I was saying that our colleagues from the Canadian Alliance were very generous in the motion they submitted to the House, because they referred to certain contradictory statements. What I am saying now is that there are other contradictions besides those mentioned by our Canadian Alliance colleagues in the motion or the question of privilege that led to the motion we are now discussing.
These were a few of the contradictions that I was in the middle of describing when our colleague got his knickers in a twist for no reason. Among these latest contradictions, which were not included in the question of privilege, but which most certainly could have been included, and I commend the kindness of our friends from the Canadian Alliance for wanting to protect or at least spare the government and the Minister of National Defence from too much worry, but among these contradictions, there is certainly the fact that we were told that the Geneva agreements and the Geneva convention would be respected.
We were even told in the House again today that the government, that Canada, had done what it had to do, when clearly we did not respect the Geneva conventions.
This is most certainly cause for concern, for how can we be a credible player on the international stage during a conflict of this type, when we are crying from the hilltops that we will respect the Geneva conventions, when quite clearly we have not?

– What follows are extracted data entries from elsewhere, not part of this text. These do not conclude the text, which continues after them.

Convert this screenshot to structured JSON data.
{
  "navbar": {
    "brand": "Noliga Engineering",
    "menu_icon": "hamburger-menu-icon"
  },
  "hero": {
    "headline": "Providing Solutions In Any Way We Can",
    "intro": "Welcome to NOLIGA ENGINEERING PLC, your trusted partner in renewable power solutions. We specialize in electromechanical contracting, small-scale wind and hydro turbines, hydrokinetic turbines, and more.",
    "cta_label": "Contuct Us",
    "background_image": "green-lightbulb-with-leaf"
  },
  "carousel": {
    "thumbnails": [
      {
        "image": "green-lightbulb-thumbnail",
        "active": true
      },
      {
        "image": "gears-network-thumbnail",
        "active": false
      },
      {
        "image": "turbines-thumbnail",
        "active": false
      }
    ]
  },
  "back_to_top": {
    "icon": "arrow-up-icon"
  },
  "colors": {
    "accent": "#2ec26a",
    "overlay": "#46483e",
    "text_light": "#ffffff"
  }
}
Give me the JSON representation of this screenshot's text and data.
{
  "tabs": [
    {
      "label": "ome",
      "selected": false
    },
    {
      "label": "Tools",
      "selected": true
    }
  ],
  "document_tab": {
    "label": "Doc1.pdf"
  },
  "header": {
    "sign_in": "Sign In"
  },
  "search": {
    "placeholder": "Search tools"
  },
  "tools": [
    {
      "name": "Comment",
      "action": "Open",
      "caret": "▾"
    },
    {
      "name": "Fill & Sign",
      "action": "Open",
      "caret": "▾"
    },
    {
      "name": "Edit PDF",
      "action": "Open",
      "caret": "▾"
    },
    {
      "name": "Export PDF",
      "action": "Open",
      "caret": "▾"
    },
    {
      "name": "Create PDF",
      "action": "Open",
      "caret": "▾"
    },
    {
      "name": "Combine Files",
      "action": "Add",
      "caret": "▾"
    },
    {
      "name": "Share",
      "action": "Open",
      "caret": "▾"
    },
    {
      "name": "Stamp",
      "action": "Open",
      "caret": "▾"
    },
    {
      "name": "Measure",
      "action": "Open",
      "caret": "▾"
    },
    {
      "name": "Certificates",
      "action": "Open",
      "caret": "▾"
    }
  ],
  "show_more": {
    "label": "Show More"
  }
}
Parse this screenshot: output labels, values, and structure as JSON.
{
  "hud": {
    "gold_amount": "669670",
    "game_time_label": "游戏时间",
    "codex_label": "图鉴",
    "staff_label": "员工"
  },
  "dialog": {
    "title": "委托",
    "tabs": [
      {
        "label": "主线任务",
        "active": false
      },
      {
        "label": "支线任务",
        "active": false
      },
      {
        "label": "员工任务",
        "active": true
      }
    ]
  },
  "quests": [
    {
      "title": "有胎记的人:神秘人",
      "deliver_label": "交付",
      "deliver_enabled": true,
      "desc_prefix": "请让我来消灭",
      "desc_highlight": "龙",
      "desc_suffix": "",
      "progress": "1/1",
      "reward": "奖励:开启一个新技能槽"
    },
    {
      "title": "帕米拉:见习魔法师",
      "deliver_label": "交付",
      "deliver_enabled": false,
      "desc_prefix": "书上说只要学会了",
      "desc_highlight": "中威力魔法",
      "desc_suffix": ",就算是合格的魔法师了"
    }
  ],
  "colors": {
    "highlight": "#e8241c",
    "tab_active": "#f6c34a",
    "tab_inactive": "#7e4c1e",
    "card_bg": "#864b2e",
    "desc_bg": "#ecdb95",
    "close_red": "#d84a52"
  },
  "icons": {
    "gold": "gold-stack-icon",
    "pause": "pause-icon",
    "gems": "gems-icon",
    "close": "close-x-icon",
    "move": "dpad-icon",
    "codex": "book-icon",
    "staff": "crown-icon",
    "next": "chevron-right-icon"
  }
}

There are of course a number of contradictions with respect to dates, facts, chronology, and obviously this brings us to the motion at hand which will soon lead to the calling of a meeting of the Standing Committee on Procedure and House Affairs, which will have the official mandate, by order of the House, to get to the bottom of this issue.
First, I would like to commend the government members for their decision to support the motion. I think that this is a demonstration of openness and of their responsibility. I hope that this is not simply a diversionary tactic they are using to smother the affair in some obscure committee that is never televised.
In closing, I hope that the government members will make a conscientious effort and will truly try to get to the bottom of things, that they will allow us to call witnesses who will truly allow us to get some answers, and that this is not another pathetic attempt or operation, as has often been the case in the past, to cover up this affair as quickly and as cleverly as possible.